Copyright 1991
Sunday, March 17, 1991

ARTS/LEISURE

Great effort goes for little in “Giants”
Sharon Johnson
Patriot News

Tune in to TNT tonight to see the future of expensive television programming. If you’ve had enough in an hour-it could take less!-shift to CBS for old-fashioned entertainment.

“A Season of Giants,” the miniseries which TNT will air tonight and tomorrow, one of those international ventures that are glorious when they work, disastrous when they don’t. This one doesn’t.

It takes us on a brief tour of Renaissance Italy, concentrating on Florence in one of the city-state’s proudest moments.

We first meet young Michelangelo when he’s chipping away at some sculpture for Lorenzo di Medici (Ian Holm, one of the few British actors in the production to make any attempt at an Italian accent).

The young sculptor is regarded as a hired hand, not a genius, by his fellow Florentines, so he’s not terribly successful at convincing anyone that sculpture is the greatest art.

“They do tell me that Leonardo da Vinci is doing wonderful things in Milan,” his patron tells him.

Yes, it’s one of those artificial “life among the artists” biographies. (See Michelangelo release his masterpiece David from a block of marble! See Leonardo paint the Mona Lisa!) The sculptor and da Vinci, who believes painting is the perfect art, are rivals for commissions. They’re also unappreciated by those around them.

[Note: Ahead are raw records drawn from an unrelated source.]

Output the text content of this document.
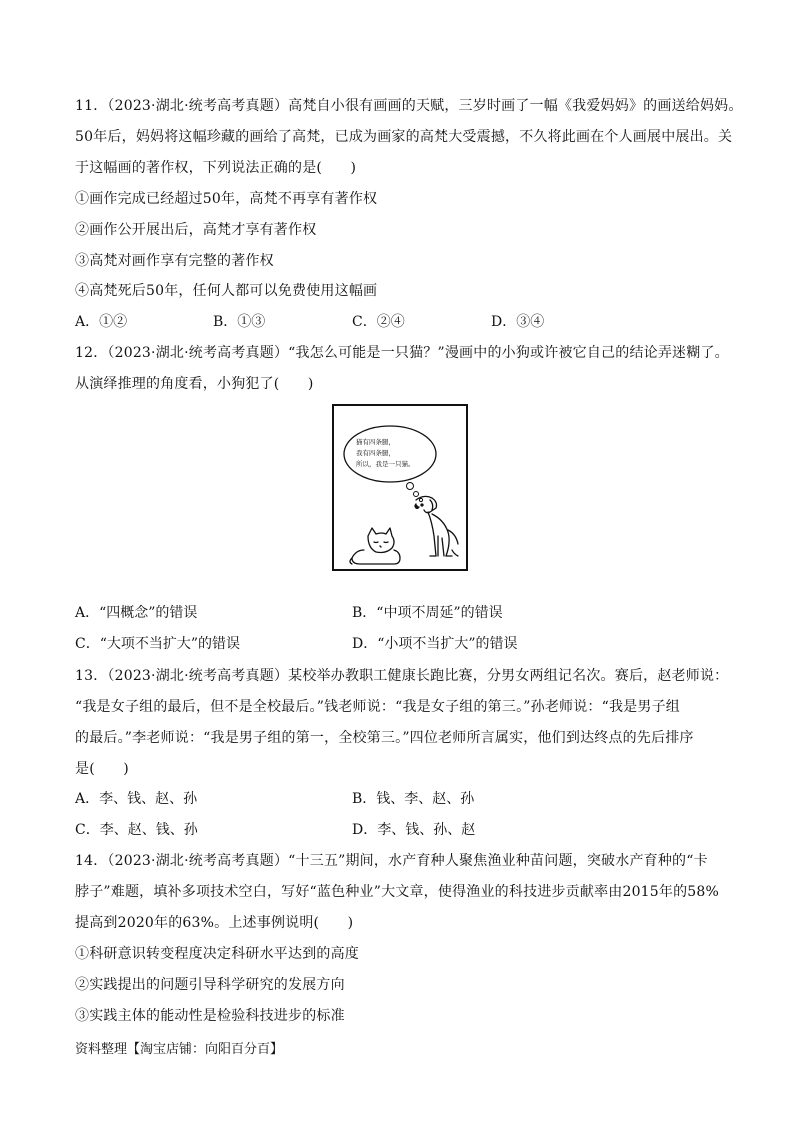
11．（2023·湖北·统考高考真题）高梵自小很有画画的天赋，三岁时画了一幅《我爱妈妈》的画送给妈妈。
50年后，妈妈将这幅珍藏的画给了高梵，已成为画家的高梵大受震撼，不久将此画在个人画展中展出。关
于这幅画的著作权，下列说法正确的是(　　)
①画作完成已经超过50年，高梵不再享有著作权
②画作公开展出后，高梵才享有著作权
③高梵对画作享有完整的著作权
④高梵死后50年，任何人都可以免费使用这幅画
A．①②	B．①③	C．②④	D．③④
12．（2023·湖北·统考高考真题）“我怎么可能是一只猫？”漫画中的小狗或许被它自己的结论弄迷糊了。
从演绎推理的角度看，小狗犯了(　　)
猫有四条腿，
我有四条腿，
所以，我是一只猫。
A．“四概念”的错误	B．“中项不周延”的错误
C．“大项不当扩大”的错误	D．“小项不当扩大”的错误
13．（2023·湖北·统考高考真题）某校举办教职工健康长跑比赛，分男女两组记名次。赛后，赵老师说：
“我是女子组的最后，但不是全校最后。”钱老师说：“我是女子组的第三。”孙老师说：“我是男子组
的最后。”李老师说：“我是男子组的第一，全校第三。”四位老师所言属实，他们到达终点的先后排序
是(　　)
A．李、钱、赵、孙	B．钱、李、赵、孙
C．李、赵、钱、孙	D．李、钱、孙、赵
14．（2023·湖北·统考高考真题）“十三五”期间，水产育种人聚焦渔业种苗问题，突破水产育种的“卡
脖子”难题，填补多项技术空白，写好“蓝色种业”大文章，使得渔业的科技进步贡献率由2015年的58%
提高到2020年的63%。上述事例说明(　　)
①科研意识转变程度决定科研水平达到的高度
②实践提出的问题引导科学研究的发展方向
③实践主体的能动性是检验科技进步的标准
资料整理【淘宝店铺：向阳百分百】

“You shame me by becoming a common stonecutter. Here I am struggling to maintain some kind of standards,” Michelangelo’s father (who does not, of course, understand him) tells his son.

Later, ladies’ man Raphael shows up to complete the trio of old masters. (Young masters, as they were at the time.) If Michelangelo and da Vinci are artistic rivals, our hero and Raphael are rivals in matters of the heart.

Also rivals in uninteresting performances. The minor saving grace in “A Season of Giants” is John Glover as the spaced out Leonardo.

Other actors turn in performances ranging from uncommonly dull (Mark Frankel and Andrea Prodan as the other two artists) to frighteningly frantic (Steven Berkoff as the Friar Savonarola.) The range of accents (Italian, British, American and occasionally downright incomprehensible) makes you wonder how this international group ever ended up as friends and neighbors.

The miniseries is visually beautiful. The production design is a work of art.

The drama will make you appreciate the fast forward function on your remote control. Tape the series if you must and zip through the dull parts. That should permit you to get through the four-hour film in about 45 minutes.